Flooding in 2018 brought damage to a variety of roadways in Bradford County, however in the case of Overton Road in New Albany, a decided solution has not yet come forward on how best to repair the damage.

During a meeting last month, the Bradford County Commissioners shared their own concerns about the roadway.

“That road needs to be rebuilt, end of discussion,” said Commissioner Doug McLinko, who shared hopes of coming together with state elected officials and the township’s supervisors to see what can be done. He also believed that money should be available for the project, with the state having among the highest liquid fuels taxes in the nation.

Commissioner Daryl Miller stressed there is a big public safety issue with the road’s closure.

“Now you have people who live within a stone’s throw of the fire department who are now going to be 20 minutes just to get to the other side,” said Miller.

According to PennDOT Project Manager Christopher Neidig, four options are currently being weighed with each posing either abandonment or relocation of parts of the roadway.

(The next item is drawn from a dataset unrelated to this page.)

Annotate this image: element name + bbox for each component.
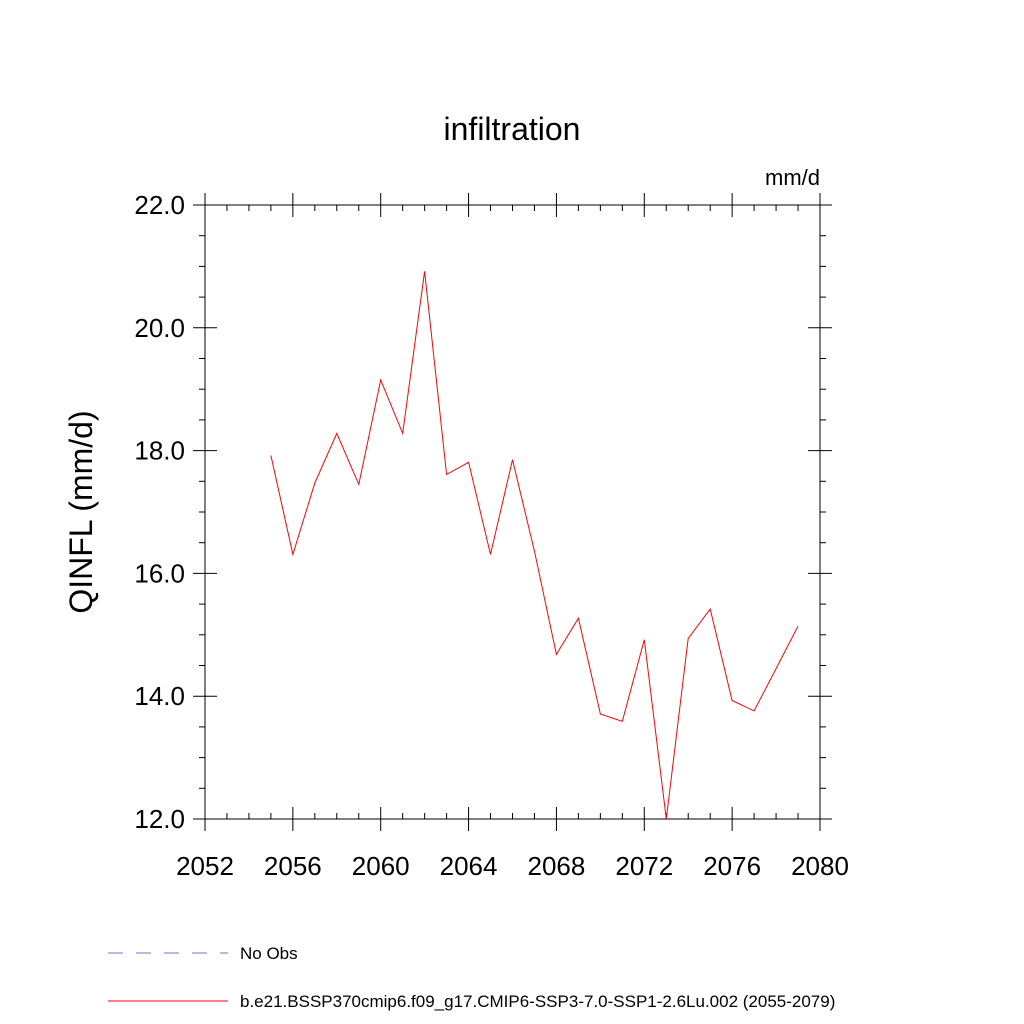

The first option involves partial restoration to provide access to those who need it, but would result in the rest of the roadway being abandoned, according to Neidig. The second option would be to build a township road from the east of Ladds Creek to Fawcett Avenue and connect that to the properties that would be affected.

Neidig stated that the third option involves possible purchasing of properties and abandonment of Overton Road. The last option would involve relocating Overton Road north above Ladds Creek and maintain it as a state highway.

Originally they looked to repair the road to its former condition, but a deep clay soil seam was found that would inhibit proper construction, according to Neidig.

“We know that we have issues with flooding there, so there is a possibility that whatever we do — or would do — to Overton Road would just get washed out in the next flood. We are trying to avoid that at this point.”

To repair Overton Road in its entirety would require either the placement of four caisson walls along parts of the roadway or two continuous caisson walls along the whole roadway to keep it from sliding in.

“The first thing we looked at is we identified the larger site down near Fawcett Avenue — putting a wall there wasn’t too bad,” stated Neidig. “While we were designing that wall and coming up with solutions, we identified three other sites along Overton Road that need to be addressed because they are sliding in as well.”

According to Neidig, the amount of money necessary to do a full repair of Overton Road wasn’t deemed feasible due to budget. The placement of four caisson walls and a full road restoration would come to a total of an estimated $10 million. Two continuous caisson walls and a full road restoration would come to an estimated total of $16 million.

“Just to give you an idea, Bradford County’s budget that they put on the road is about $5 million,” he stated. “If we were going to go with a 10 million dollar or a 15 million dollar project, we would be looking at all of Bradford County’s budget for two or three years. They are very expensive options, so we are looking at alternatives to mitigate that cost.”